The news could help bring stability to Tether, which has long struggled with questions about whether the assets it says back its dollar-denominated USDT tokens really are sufficient or even exist.

The So Whats

The first "so what" is that more than any other stablecoin, USDT is the lubricant that keeps crypto trading running. Stablecoins make it far easier to trade one token for another by providing an intermediary token pegged to the U.S. dollar, and for investors to park funds between trades.

USDT's 24-hour volume was $33.6 billion on Feb 10. The No. 2 stablecoin, Circle's USDC, had a 24-hour volume that was a tenth of that.
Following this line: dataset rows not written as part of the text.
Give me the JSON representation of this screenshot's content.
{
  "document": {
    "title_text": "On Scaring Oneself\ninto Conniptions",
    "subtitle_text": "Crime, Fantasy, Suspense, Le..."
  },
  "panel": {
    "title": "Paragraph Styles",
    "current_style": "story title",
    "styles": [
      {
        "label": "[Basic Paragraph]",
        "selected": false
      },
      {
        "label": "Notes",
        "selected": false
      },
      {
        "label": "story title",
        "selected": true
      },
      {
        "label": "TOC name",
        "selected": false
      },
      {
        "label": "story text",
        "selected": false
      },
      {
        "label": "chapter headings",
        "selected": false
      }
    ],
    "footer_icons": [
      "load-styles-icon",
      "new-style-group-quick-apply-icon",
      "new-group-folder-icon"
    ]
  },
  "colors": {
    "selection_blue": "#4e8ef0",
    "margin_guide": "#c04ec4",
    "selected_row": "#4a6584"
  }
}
The second "so what" is that if users lose faith in Tether's ability to process requests to redeem USDT for dollars, it could suffer a run, much like the one that killed the TerraUSD stablecoin last year, setting off a cascade of bankruptcies.

What's Under the Hood?

Tether's problems began in 2019, when New York's Attorney General sued and then fined the company $18.5 million after it quietly loaned sister company Bitfinex hundreds of millions of dollars when the exchange was robbed by a partner of some $850 million.

That left Tether without sufficient funds to cover all withdrawals, the NYAG said.
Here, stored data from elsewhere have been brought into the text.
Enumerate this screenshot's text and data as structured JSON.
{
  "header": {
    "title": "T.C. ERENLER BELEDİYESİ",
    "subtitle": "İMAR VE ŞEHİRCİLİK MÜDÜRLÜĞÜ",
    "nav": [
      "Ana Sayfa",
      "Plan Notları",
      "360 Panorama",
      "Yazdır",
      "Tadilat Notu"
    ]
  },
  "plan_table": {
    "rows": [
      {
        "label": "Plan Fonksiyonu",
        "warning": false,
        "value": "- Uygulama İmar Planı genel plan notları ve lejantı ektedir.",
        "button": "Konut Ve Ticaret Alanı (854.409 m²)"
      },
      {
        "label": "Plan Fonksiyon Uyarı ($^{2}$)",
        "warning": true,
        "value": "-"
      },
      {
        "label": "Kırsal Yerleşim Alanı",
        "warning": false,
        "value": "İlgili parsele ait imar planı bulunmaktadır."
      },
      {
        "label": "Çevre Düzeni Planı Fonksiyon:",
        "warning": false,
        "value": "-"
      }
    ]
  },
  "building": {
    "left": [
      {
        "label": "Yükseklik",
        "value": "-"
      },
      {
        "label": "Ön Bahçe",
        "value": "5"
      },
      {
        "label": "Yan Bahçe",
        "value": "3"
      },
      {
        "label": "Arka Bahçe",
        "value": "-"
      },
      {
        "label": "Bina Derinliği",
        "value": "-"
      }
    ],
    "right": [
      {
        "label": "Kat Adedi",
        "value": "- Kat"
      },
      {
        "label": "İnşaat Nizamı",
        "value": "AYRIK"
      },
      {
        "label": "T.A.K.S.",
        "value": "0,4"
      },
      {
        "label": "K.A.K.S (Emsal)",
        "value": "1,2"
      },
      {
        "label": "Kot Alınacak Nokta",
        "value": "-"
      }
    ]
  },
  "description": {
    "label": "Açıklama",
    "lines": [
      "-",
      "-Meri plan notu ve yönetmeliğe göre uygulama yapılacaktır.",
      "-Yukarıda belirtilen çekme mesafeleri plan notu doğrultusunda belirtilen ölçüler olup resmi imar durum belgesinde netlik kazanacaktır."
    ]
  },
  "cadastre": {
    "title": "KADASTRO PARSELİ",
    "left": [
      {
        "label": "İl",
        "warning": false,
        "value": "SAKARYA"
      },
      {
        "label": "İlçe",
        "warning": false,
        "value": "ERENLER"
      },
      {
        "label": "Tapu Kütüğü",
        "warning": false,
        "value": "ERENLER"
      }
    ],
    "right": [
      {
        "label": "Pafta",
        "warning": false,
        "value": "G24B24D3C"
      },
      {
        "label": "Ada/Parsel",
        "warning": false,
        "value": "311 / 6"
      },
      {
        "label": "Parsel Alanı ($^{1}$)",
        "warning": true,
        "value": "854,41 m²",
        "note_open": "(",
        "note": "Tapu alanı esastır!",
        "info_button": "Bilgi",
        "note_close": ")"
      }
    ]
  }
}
Subsequent issues included concerns when it was discovered that a great deal of the backing funds were not kept in dollars or highly liquid investments like U.S. Treasurys but in corporate paper that is not necessarily as liquid, although it pays a higher return.

On Feb. 9, Tether reported a $700 million profit and said it had completed the more than year-long process of replacing its corporate paper with Treasurys. However, in December it said that over the course of 2023 it would replace the loans it made as well. While saying they are overcollateralized with "very liquid assets," Tether said it was necessary to fight what it called "FUD" — fear, uncertainty and doubt.

On Feb. 10, a judge refused Tether's request to prevent news outlet CoinDesk from seeing what the NYAG found about Tether's finances under a freedom of information law request.

The problem is that while Tether releases "attestations" about the make-up and size of its backing assets, it does not have full independent audits — something for which it's long been criticized.

News that a top Wall Street financial firm is helping Tether manage a large chunk of those assets won't put FUD to rest once and for all, but it should tame it.